Après la face cachée de l'iceberg, le pouvoir à ciel ouvert. Mais toutes les guerres ne furent pas des combats d'ombres en 1985.

Des conflits plus que la paix, la crise plus que la croissance dans le monde industrialisé, la famine plus que la subsistance dans ces pays que l'on n'ose plus appeler « en voie de développement » : c'est souvent dans des décors qui ne semblent guère changer d'une année sur l'autre que, pour composer chaque soir le spectacle du monde, les satellites de télécommunications ont trouvé et relayé, sous toutes les latitudes de la galaxie McLuhan, des images tristement répétitives.

Scènes d'autant plus fugitives, presque anodines, que désormais – origines et causes oubliées – elles n'apparaissent sur le petit écran que comme marquées du double sceau de l'éternité et de la fatalité.

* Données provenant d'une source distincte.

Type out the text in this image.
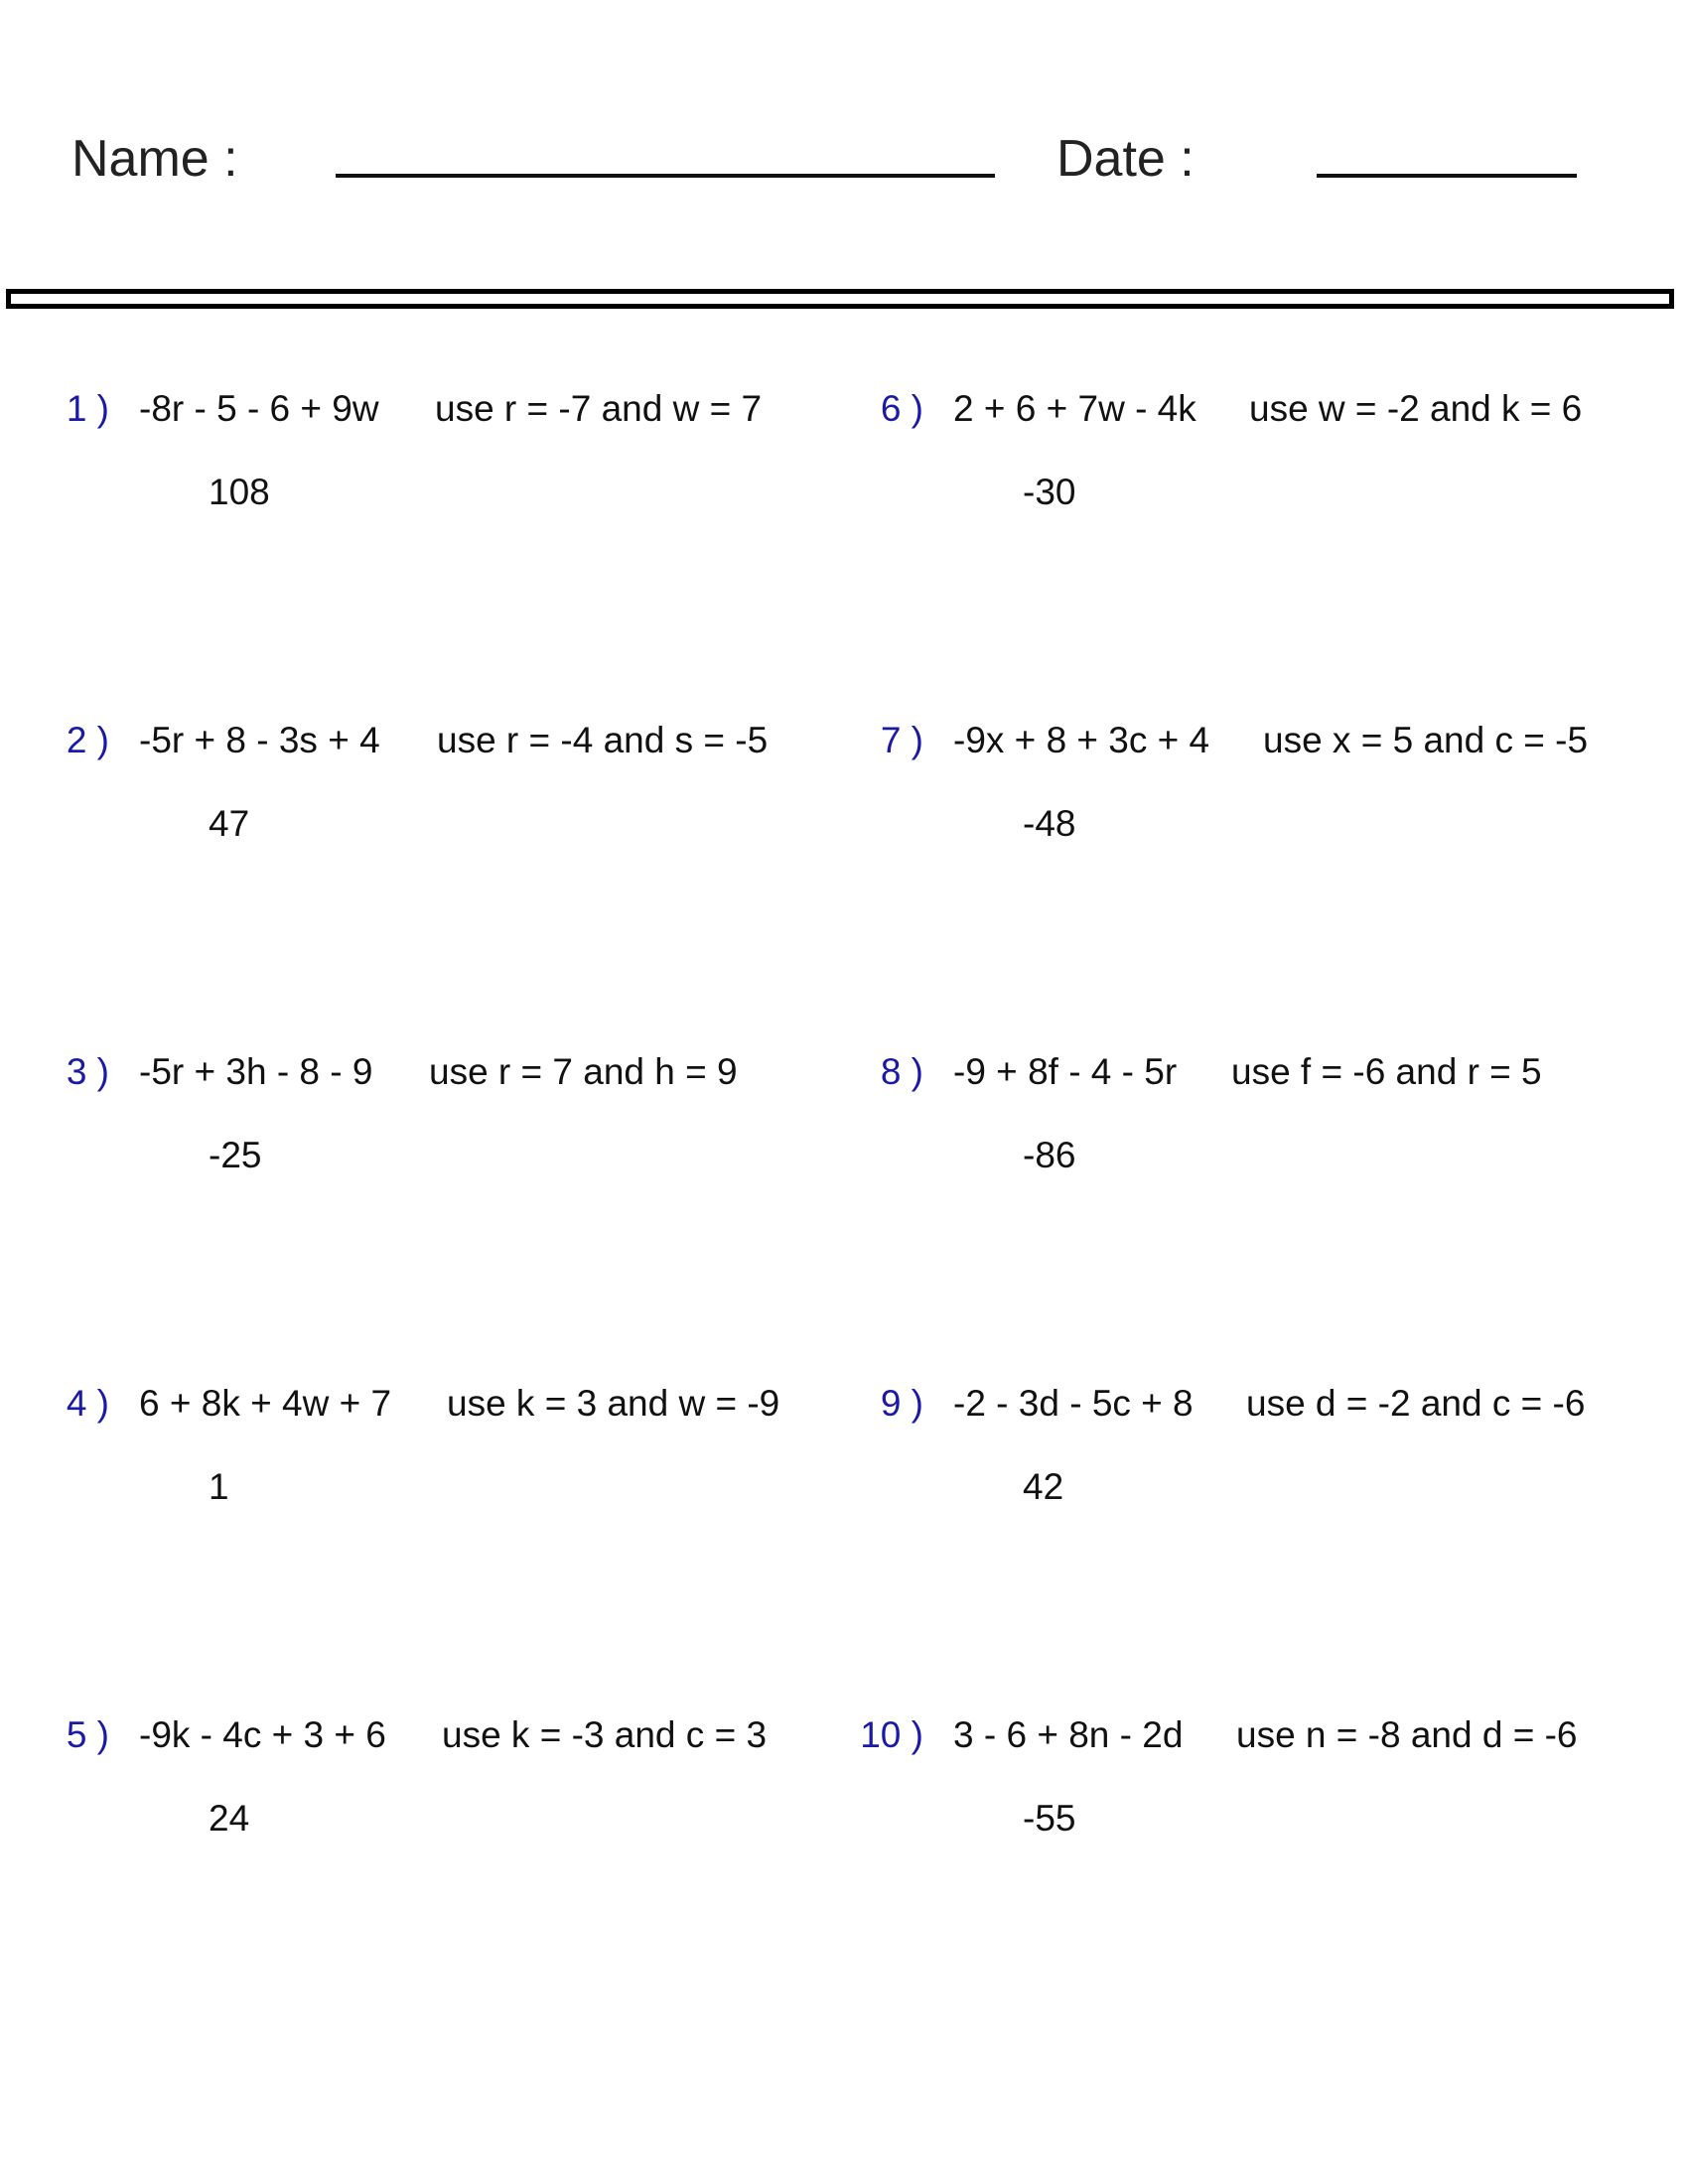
Name :	Date :
1 ) -8r - 5 - 6 + 9w use r = -7 and w = 7
108
2 ) -5r + 8 - 3s + 4 use r = -4 and s = -5
47
3 ) -5r + 3h - 8 - 9 use r = 7 and h = 9
-25
4 ) 6 + 8k + 4w + 7 use k = 3 and w = -9
1
5 ) -9k - 4c + 3 + 6 use k = -3 and c = 3
24
6 ) 2 + 6 + 7w - 4k use w = -2 and k = 6
-30
7 ) -9x + 8 + 3c + 4 use x = 5 and c = -5
-48
8 ) -9 + 8f - 4 - 5r use f = -6 and r = 5
-86
9 ) -2 - 3d - 5c + 8 use d = -2 and c = -6
42
10 ) 3 - 6 + 8n - 2d use n = -8 and d = -6
-55
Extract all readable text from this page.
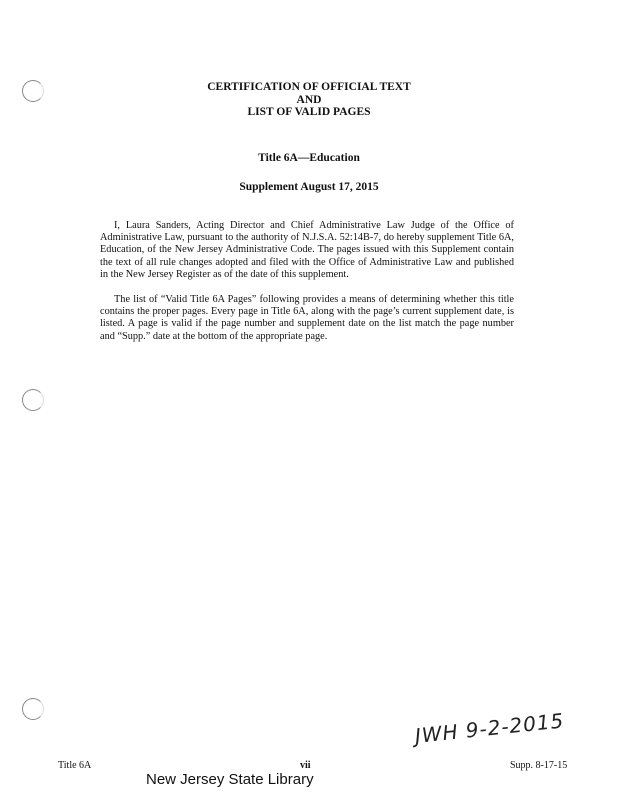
CERTIFICATION OF OFFICIAL TEXT
AND
LIST OF VALID PAGES
Title 6A—Education
Supplement August 17, 2015

I, Laura Sanders, Acting Director and Chief Administrative Law Judge of the Office of Administrative Law, pursuant to the authority of N.J.S.A. 52:14B-7, do hereby supplement Title 6A, Education, of the New Jersey Administrative Code. The pages issued with this Supplement contain the text of all rule changes adopted and filed with the Office of Administrative Law and published in the New Jersey Register as of the date of this supplement.

The list of “Valid Title 6A Pages” following provides a means of determining whether this title contains the proper pages. Every page in Title 6A, along with the page’s current supplement date, is listed. A page is valid if the page number and supplement date on the list match the page number and “Supp.” date at the bottom of the appropriate page.

JWH 9-2-2015
Title 6A	vii	Supp. 8-17-15
New Jersey State Library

On meurt toujours et plus que jamais – dix ans déjà... – à Beyrouth, mais qui sait qui tue qui et au nom de quoi sur ces trottoirs infernaux où gosses et adolescents jouent des marelles diaboliques à coups de Kalachnikov.

Combien de morts (cinq cent mille ? sept cent mille ? un million ?) aux confins du Tigre et de l'Euphrate où, face à une armée iraqienne suréquipée, mollahs et ayatollahs balisent de leurs incantations les Voies sacrées par lesquelles montent vers des Verduns des sables des combattants iraniens de plus en plus jeunes, aptes, dès l'âge de 14 ans, à assumer « leur devoir de musulman pour combattre les ennemis de Dieu » ?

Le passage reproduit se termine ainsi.